Contrairement à Twitter, Facebook refuse de sanctionner les messages polémiques de Trump et s’attire des critiques

Contrairement à Twitter, Facebook refuse de sanctionner les messages polémiques de Trump et s’attire des critiques

Le clash entre Twitter et Donald Trump éclabousse Facebook, en position délicate depuis que son patron, Mark Zuckerberg, a refusé de sanctionner des propos polémiques du président et est désavoué publiquement par des employés.

« Mark a tort, et je vais m’efforcer de le faire changer d’avis en faisant beaucoup de bruit », a tweeté dimanche Ryan Freitas, directeur du design pour le News Feed (fil d’infos) de Facebook. Il précise avoir rassemblé une cinquantaine de personnes du même avis.

Twitter prend une mesure inédite

À l’origine, deux interventions sans précédent de Twitter la semaine dernière. La plateforme a d’abord signalé deux tweets du président américain sur le vote par correspondance avec la mention « vérifiez les faits ».

Mark Zuckerberg a alors rappelé sur Fox News que les plateformes, selon lui, ne devaient pas jouer le rôle « d’arbitres de la vérité en ligne ». Une interview retweetée par Donald Trump.

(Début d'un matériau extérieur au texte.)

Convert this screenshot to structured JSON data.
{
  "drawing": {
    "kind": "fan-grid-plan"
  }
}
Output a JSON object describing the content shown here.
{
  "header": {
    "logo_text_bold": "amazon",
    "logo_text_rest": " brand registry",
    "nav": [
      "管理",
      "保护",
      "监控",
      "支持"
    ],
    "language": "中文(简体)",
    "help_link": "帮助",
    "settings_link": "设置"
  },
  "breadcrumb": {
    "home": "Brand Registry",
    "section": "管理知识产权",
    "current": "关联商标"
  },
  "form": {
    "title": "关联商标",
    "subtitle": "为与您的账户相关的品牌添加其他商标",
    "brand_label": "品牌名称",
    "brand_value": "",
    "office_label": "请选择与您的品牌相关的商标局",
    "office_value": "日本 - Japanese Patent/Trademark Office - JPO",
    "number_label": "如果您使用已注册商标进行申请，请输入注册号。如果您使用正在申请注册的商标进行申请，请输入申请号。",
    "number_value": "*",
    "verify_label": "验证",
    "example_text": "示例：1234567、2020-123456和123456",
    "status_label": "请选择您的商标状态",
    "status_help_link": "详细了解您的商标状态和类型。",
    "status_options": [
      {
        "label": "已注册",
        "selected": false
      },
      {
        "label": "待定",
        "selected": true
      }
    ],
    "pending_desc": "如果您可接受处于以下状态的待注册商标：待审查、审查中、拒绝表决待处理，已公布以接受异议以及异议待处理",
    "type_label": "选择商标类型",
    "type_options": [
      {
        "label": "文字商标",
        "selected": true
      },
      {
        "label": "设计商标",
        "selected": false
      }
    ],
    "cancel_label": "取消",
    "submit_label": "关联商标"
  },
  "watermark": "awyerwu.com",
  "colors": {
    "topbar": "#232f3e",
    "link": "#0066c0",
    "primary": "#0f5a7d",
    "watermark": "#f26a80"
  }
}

Puis, vendredi Twitter a masqué un autre message du locataire de la Maison Blanche, sur les affrontements à Minneapolis après la mort d’un homme noir, George Floyd, pour violation des directives du réseau sur l’apologie de la violence. « Les pillages seront immédiatement accueillis par les balles », déclarait Donald Trump au sujet des manifestations qui dégénèrent en émeutes.

Liberté d’expression

Ces propos apparaissent aussi sur Facebook, mais Mark Zuckerberg a décidé de les laisser visibles, « après avoir hésité toute la journée ». Dans un post sur son profil, il dit condamner à titre « personnel » la « rhétorique clivante et incendiaire » du président, mais n’entend pas supprimer les messages, au nom de la liberté d’expression et de l’intérêt du public à s’informer.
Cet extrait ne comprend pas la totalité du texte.